A while back I ordered several vactrols from an electronics company. Many may not know what these are but those familiar with the synthesizers of Buchla will probably recognize the name. Another name for them is optocoupler. Simply, vactrols are and LED combined with a photocell encased in a shell so that no light gets in from the outside. The practical reason for these is to isolate a higher voltage circuit from a lower one. The musical reason is that vactrols sing. That is, they tend to chirp when used to control filters and have a rather distinctive sound.

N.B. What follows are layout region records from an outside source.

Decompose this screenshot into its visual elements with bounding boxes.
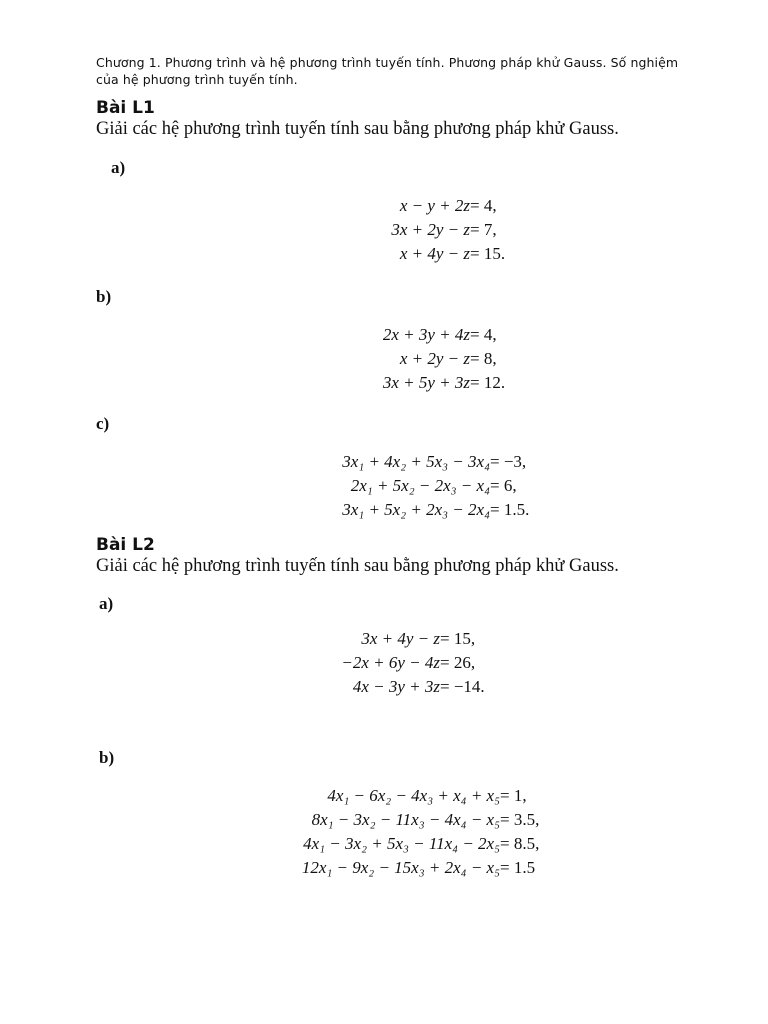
equation-row xyxy=(330,627,485,651)
equation-row xyxy=(360,194,505,218)
equation-lhs: 4x₁ − 3x₂ + 5x₃ − 11x₄ − 2x₅ xyxy=(303,834,500,853)
problem-instruction-l2: Giải các hệ phương trình tuyến tính sau bằng phương pháp khử Gauss. xyxy=(96,556,619,576)
equation-rhs: = 6, xyxy=(490,476,517,495)
equation-row xyxy=(300,498,529,522)
equation-rhs: = 15. xyxy=(470,244,506,263)
equation-lhs: 12x₁ − 9x₂ − 15x₃ + 2x₄ − x₅ xyxy=(301,858,500,877)
equation-lhs: 3x₁ + 5x₂ + 2x₃ − 2x₄ xyxy=(342,500,490,519)
equation-lhs: 2x + 3y + 4z xyxy=(382,325,470,344)
equation-lhs: x + 2y − z xyxy=(399,349,470,368)
equation-row xyxy=(300,450,529,474)
equation-rhs: = 3.5, xyxy=(500,810,540,829)
equation-system-l2-a xyxy=(330,627,485,699)
equation-row xyxy=(330,675,485,699)
equation-lhs: −2x + 6y − 4z xyxy=(341,653,440,672)
equation-rhs: = 8, xyxy=(470,349,497,368)
equation-rhs: = 7, xyxy=(470,220,497,239)
equation-lhs: x − y + 2z xyxy=(399,196,470,215)
equation-row xyxy=(330,651,485,675)
equation-rhs: = 8.5, xyxy=(500,834,540,853)
part-label-l2-a: a) xyxy=(99,594,114,613)
equation-lhs: 4x₁ − 6x₂ − 4x₃ + x₄ + x₅ xyxy=(327,786,500,805)
equation-row xyxy=(270,856,539,880)
equation-rhs: = 4, xyxy=(470,325,497,344)
equation-row xyxy=(360,242,505,266)
equation-lhs: 3x + 5y + 3z xyxy=(382,373,470,392)
equation-row xyxy=(360,218,505,242)
equation-lhs: 3x₁ + 4x₂ + 5x₃ − 3x₄ xyxy=(342,452,490,471)
equation-row xyxy=(270,832,539,856)
equation-row xyxy=(350,323,505,347)
part-label-l1-a: a) xyxy=(111,158,126,177)
equation-rhs: = 15, xyxy=(440,629,476,648)
equation-rhs: = −3, xyxy=(490,452,527,471)
equation-rhs: = 1.5 xyxy=(500,858,536,877)
equation-lhs: x + 4y − z xyxy=(399,244,470,263)
chapter-header: Chương 1. Phương trình và hệ phương trình tuyến tính. Phương pháp khử Gauss. Số nghiệm của hệ phương trình tuyến tính. xyxy=(96,55,679,87)
part-label-l1-c: c) xyxy=(96,414,110,433)
part-label-l1-b: b) xyxy=(96,287,112,306)
equation-row xyxy=(270,808,539,832)
equation-lhs: 3x + 2y − z xyxy=(391,220,470,239)
equation-row xyxy=(350,371,505,395)
problem-title-l2: Bài L2 xyxy=(96,535,155,555)
equation-lhs: 3x + 4y − z xyxy=(361,629,440,648)
part-label-l2-b: b) xyxy=(99,748,115,767)
equation-row xyxy=(270,784,539,808)
problem-instruction-l1: Giải các hệ phương trình tuyến tính sau bằng phương pháp khử Gauss. xyxy=(96,119,619,139)
equation-system-l1-c xyxy=(300,450,529,522)
equation-system-l1-a xyxy=(360,194,505,266)
equation-rhs: = 12. xyxy=(470,373,506,392)
equation-rhs: = −14. xyxy=(440,677,485,696)
equation-lhs: 2x₁ + 5x₂ − 2x₃ − x₄ xyxy=(350,476,490,495)
equation-rhs: = 26, xyxy=(440,653,476,672)
equation-lhs: 4x − 3y + 3z xyxy=(352,677,440,696)
equation-row xyxy=(350,347,505,371)
equation-rhs: = 1, xyxy=(500,786,527,805)
equation-rhs: = 1.5. xyxy=(490,500,530,519)
equation-system-l2-b xyxy=(270,784,539,880)
equation-lhs: 8x₁ − 3x₂ − 11x₃ − 4x₄ − x₅ xyxy=(311,810,500,829)
problem-title-l1: Bài L1 xyxy=(96,98,155,118)
equation-system-l1-b xyxy=(350,323,505,395)
equation-row xyxy=(300,474,529,498)
equation-rhs: = 4, xyxy=(470,196,497,215)
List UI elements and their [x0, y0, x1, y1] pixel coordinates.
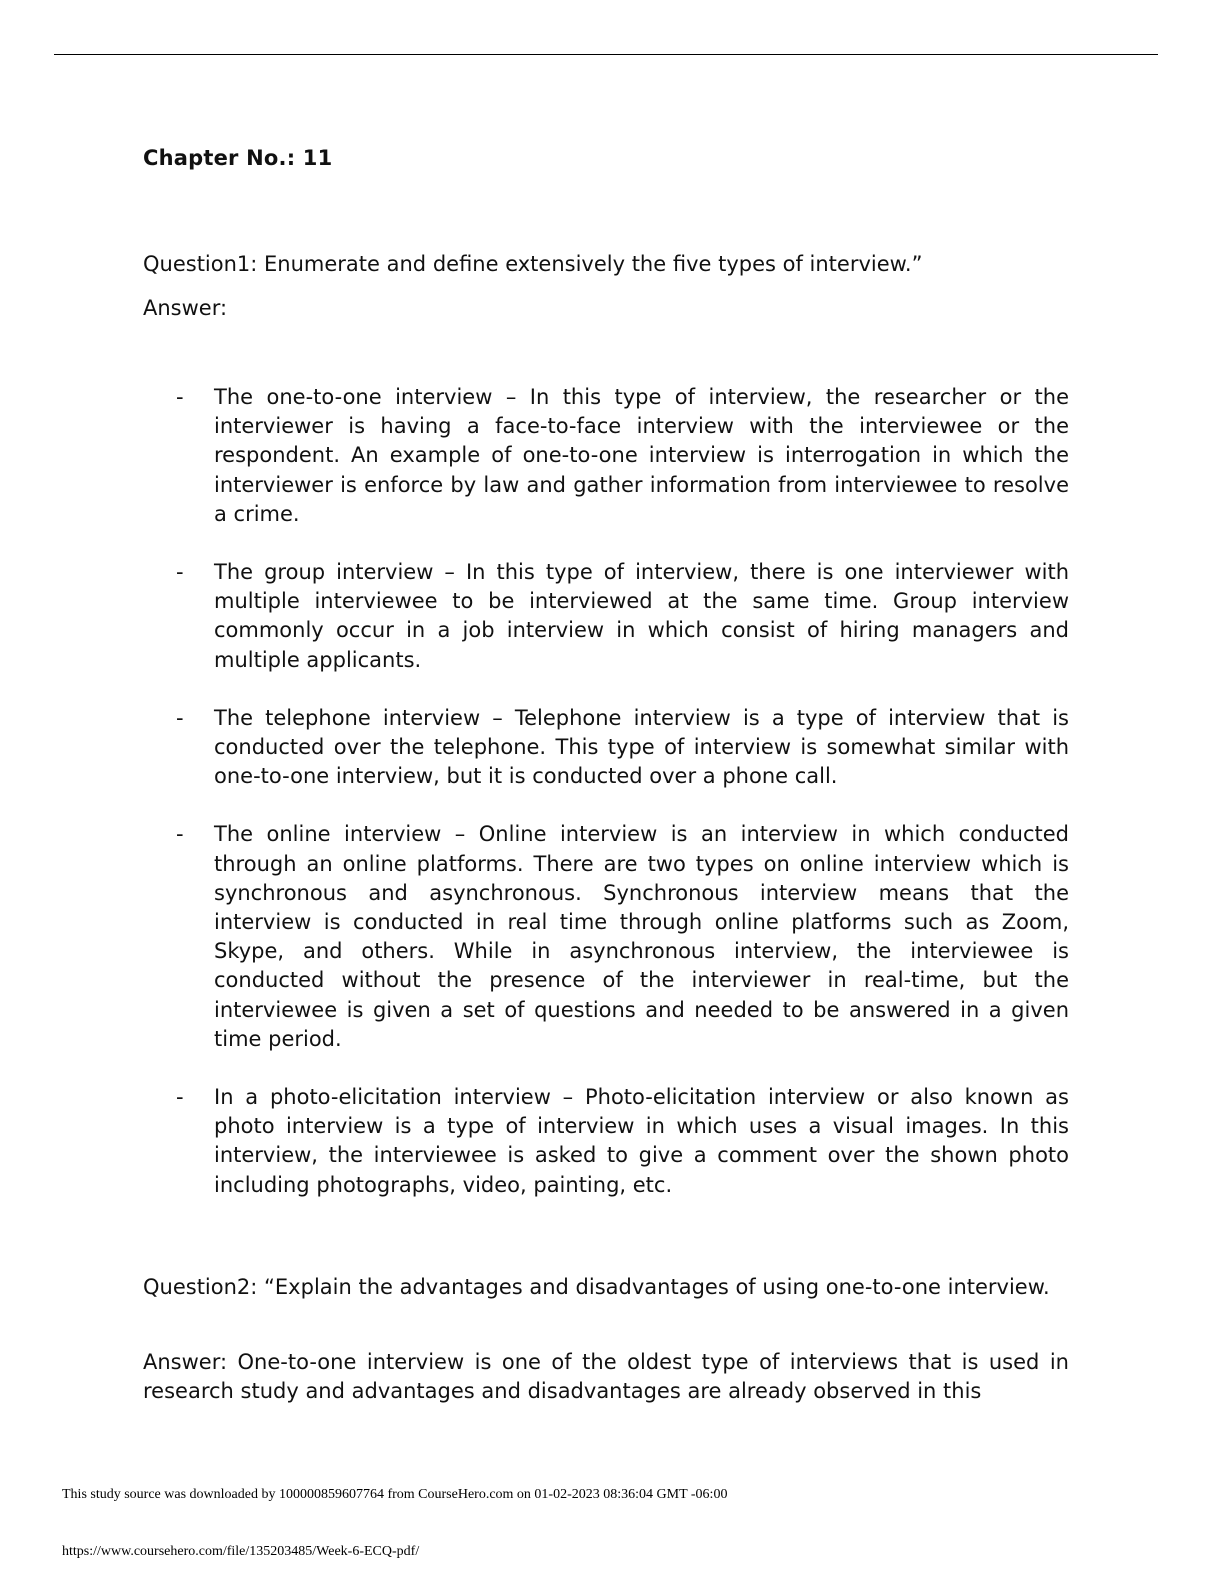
list-item-text: In a photo-elicitation interview – Photo-elicitation interview or also known as photo interview is a type of interview in which uses a visual images. In this interview, the interviewee is asked to give a comment over the shown photo including photographs, video, painting, etc. [214, 1085, 1069, 1197]
list-item-text: The telephone interview – Telephone interview is a type of interview that is conducted over the telephone. This type of interview is somewhat similar with one-to-one interview, but it is conducted over a phone call. [214, 705, 1069, 789]
question-1: Question1: Enumerate and define extensively the five types of interview.” [143, 252, 923, 276]
source-url: https://www.coursehero.com/file/135203485/Week-6-ECQ-pdf/ [62, 1544, 420, 1559]
list-item [143, 704, 1069, 792]
list-item [143, 1083, 1069, 1200]
dash-bullet: - [176, 705, 184, 730]
list-item-text: The group interview – In this type of interview, there is one interviewer with multiple interviewee to be interviewed at the same time. Group interview commonly occur in a job interview in which consist of hiring managers and multiple applicants. [214, 560, 1069, 672]
download-source-note: This study source was downloaded by 100000859607764 from CourseHero.com on 01-02-2023 08:36:04 GMT -06:00 [62, 1487, 728, 1502]
dash-bullet: - [176, 560, 184, 585]
list-item-text: The one-to-one interview – In this type of interview, the researcher or the interviewer is having a face-to-face interview with the interviewee or the respondent. An example of one-to-one interview is interrogation in which the interviewer is enforce by law and gather information from interviewee to resolve a crime. [214, 385, 1069, 526]
top-divider [54, 54, 1158, 55]
answer-2: Answer: One-to-one interview is one of the oldest type of interviews that is used in research study and advantages and disadvantages are already observed in this [143, 1350, 1069, 1403]
list-item [143, 820, 1069, 1054]
list-item [143, 558, 1069, 675]
answer-1-label: Answer: [143, 296, 228, 320]
dash-bullet: - [176, 385, 184, 409]
dash-bullet: - [176, 1085, 184, 1110]
list-item-text: The online interview – Online interview is an interview in which conducted through an online platforms. There are two types on online interview which is synchronous and asynchronous. Synchronous interview means that the interview is conducted in real time through online platforms such as Zoom, Skype, and others. While in asynchronous interview, the interviewee is conducted without the presence of the interviewer in real-time, but the interviewee is given a set of questions and needed to be answered in a given time period. [214, 822, 1069, 1051]
interview-types-list [143, 383, 1069, 1229]
chapter-title: Chapter No.: 11 [143, 146, 333, 170]
dash-bullet: - [176, 822, 184, 847]
list-item [143, 383, 1069, 529]
question-2: Question2: “Explain the advantages and disadvantages of using one-to-one interview. [143, 1275, 1050, 1299]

I used to be fascinated by waveforms because I fell into what I call the fourier trap and believed that all sound is represented by fourier series. If you don't know what this is don't worry. It's a staple of additive synthesis but it defines static waveforms. Truth is, sound is dynamic. When we hear and instrument, much of what we really identify with is the attack transient, the first part of a note. Some might thing of a vactrol as only a switch, LED on/LED off but it's that period of less than a second that makes all the difference.
Stephen Hawking made physics popular with his "A Brief History of Time". In many ways, Road's "Microsound" does this for sound. We realize, the importance of the attack transient. Analogue synthesizers lend themselves to using this transient by controlling sound with voltages. Voltage is well, electrons which are very very quick to say the least. Simply put, this means that analogue circuits respond quickly and can create all sorts of interesting transients. This is often done with pitch. Think of how musicians as well use variations of pitch in the early transient of a note to add expression.
Digital electronics have trouble with transients at times because they require CPU cycles where analogue circuits don't. Until we have much faster programs, I think this is where analogue circuits have distinctive advantage and when we are speaking of a brief history of sound, analogue is king.